Suspected in Year II, he entered the municipal council after Thermidor, he was prosecuted after the republican coup of Year V (1796–1797 September 4), then he was appointed again to the municipal council under the Empire. Member of the district electoral college in 1804, general councilor of Var from 1811 to 1833, sitting in the majority supporting the July monarchy, he was placed by the government as mayor of Grasse in 1830. François-Xavier Emmanuelli describes him as "A soap maker, moderate royalist for whom the change of dynasty and the limited expansion of the censary regime constituted the final concessions to the new spirit". Confirmed to this position in 1832, elected deputy for Var (Grasse constituency) on July 5, 1831, he took his place in the ranks of the government majority and voted with it until 1834, the year in which he gave up his seat on May 25, 1834.

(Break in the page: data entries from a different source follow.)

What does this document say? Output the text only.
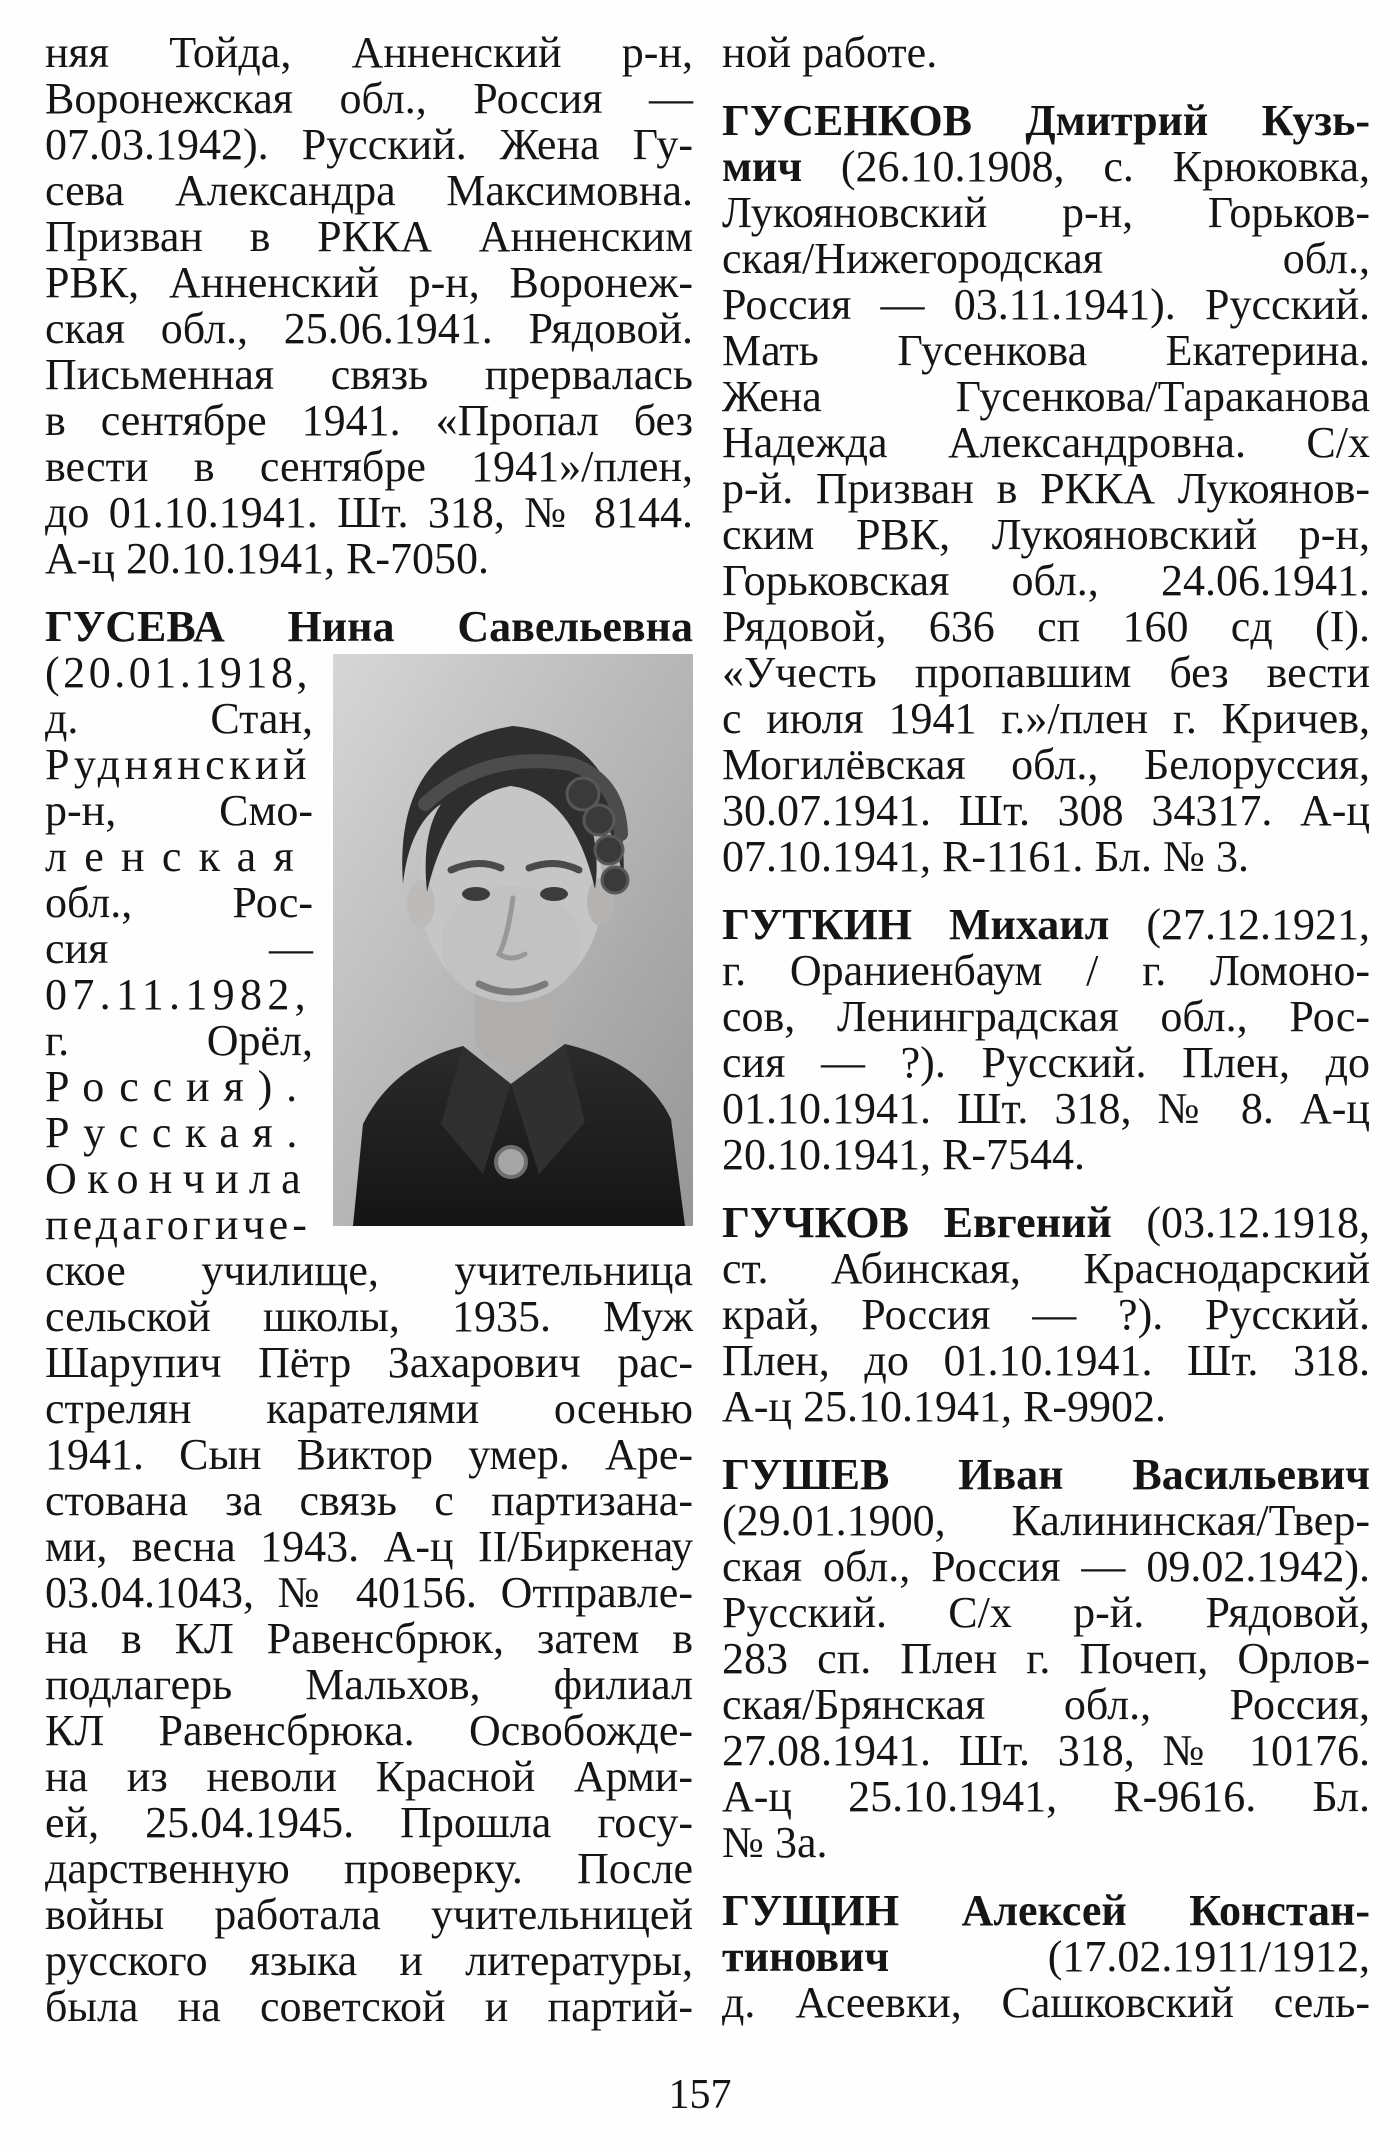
няя Тойда, Анненский р-н,
Воронежская обл., Россия —
07.03.1942). Русский. Жена Гу-
сева Александра Максимовна.
Призван в РККА Анненским
РВК, Анненский р-н, Воронеж-
ская обл., 25.06.1941. Рядовой.
Письменная связь прервалась
в сентябре 1941. «Пропал без
вести в сентябре 1941»/плен,
до 01.10.1941. Шт. 318, № 8144.
А-ц 20.10.1941, R-7050.
ГУСЕВА Нина Савельевна
(20.01.1918,
д. Стан,
Руднянский
р-н, Смо-
ленская
обл., Рос-
сия —
07.11.1982,
г. Орёл,
Россия).
Русская.
Окончила
педагогиче-
ское училище, учительница
сельской школы, 1935. Муж
Шарупич Пётр Захарович рас-
стрелян карателями осенью
1941. Сын Виктор умер. Аре-
стована за связь с партизана-
ми, весна 1943. А-ц II/Биркенау
03.04.1043, № 40156. Отправле-
на в КЛ Равенсбрюк, затем в
подлагерь Мальхов, филиал
КЛ Равенсбрюка. Освобожде-
на из неволи Красной Арми-
ей, 25.04.1945. Прошла госу-
дарственную проверку. После
войны работала учительницей
русского языка и литературы,
была на советской и партий-
ной работе.
ГУСЕНКОВ Дмитрий Кузь-
мич (26.10.1908, с. Крюковка,
Лукояновский р-н, Горьков-
ская/Нижегородская обл.,
Россия — 03.11.1941). Русский.
Мать Гусенкова Екатерина.
Жена Гусенкова/Тараканова
Надежда Александровна. С/х
р-й. Призван в РККА Лукоянов-
ским РВК, Лукояновский р-н,
Горьковская обл., 24.06.1941.
Рядовой, 636 сп 160 сд (I).
«Учесть пропавшим без вести
с июля 1941 г.»/плен г. Кричев,
Могилёвская обл., Белоруссия,
30.07.1941. Шт. 308 34317. А-ц
07.10.1941, R-1161. Бл. № 3.
ГУТКИН Михаил (27.12.1921,
г. Ораниенбаум / г. Ломоно-
сов, Ленинградская обл., Рос-
сия — ?). Русский. Плен, до
01.10.1941. Шт. 318, № 8. А-ц
20.10.1941, R-7544.
ГУЧКОВ Евгений (03.12.1918,
ст. Абинская, Краснодарский
край, Россия — ?). Русский.
Плен, до 01.10.1941. Шт. 318.
А-ц 25.10.1941, R-9902.
ГУШЕВ Иван Васильевич
(29.01.1900, Калининская/Твер-
ская обл., Россия — 09.02.1942).
Русский. С/х р-й. Рядовой,
283 сп. Плен г. Почеп, Орлов-
ская/Брянская обл., Россия,
27.08.1941. Шт. 318, № 10176.
А-ц 25.10.1941, R-9616. Бл.
№ 3а.
ГУЩИН Алексей Констан-
тинович (17.02.1911/1912,
д. Асеевки, Сашковский сель-
157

"Under the Restoration, the prefect of Var, in his report on the voters of 1816, said of him: "A rich merchant, he has means and through the Baron Isnard family to which he belongs, he has a lot of influence. His opinions are those of a member of the center. He is a friend of order, devoted to the government. He is one of the most enlightened men in the general council".

At the end of his life he became blind. Charles Nègre made his photographic portrait in 1852. He died in Grasse at the age of 94.

== National honours ==
- knight of the royal order of the Legion of Honour (26 janvier 1833.)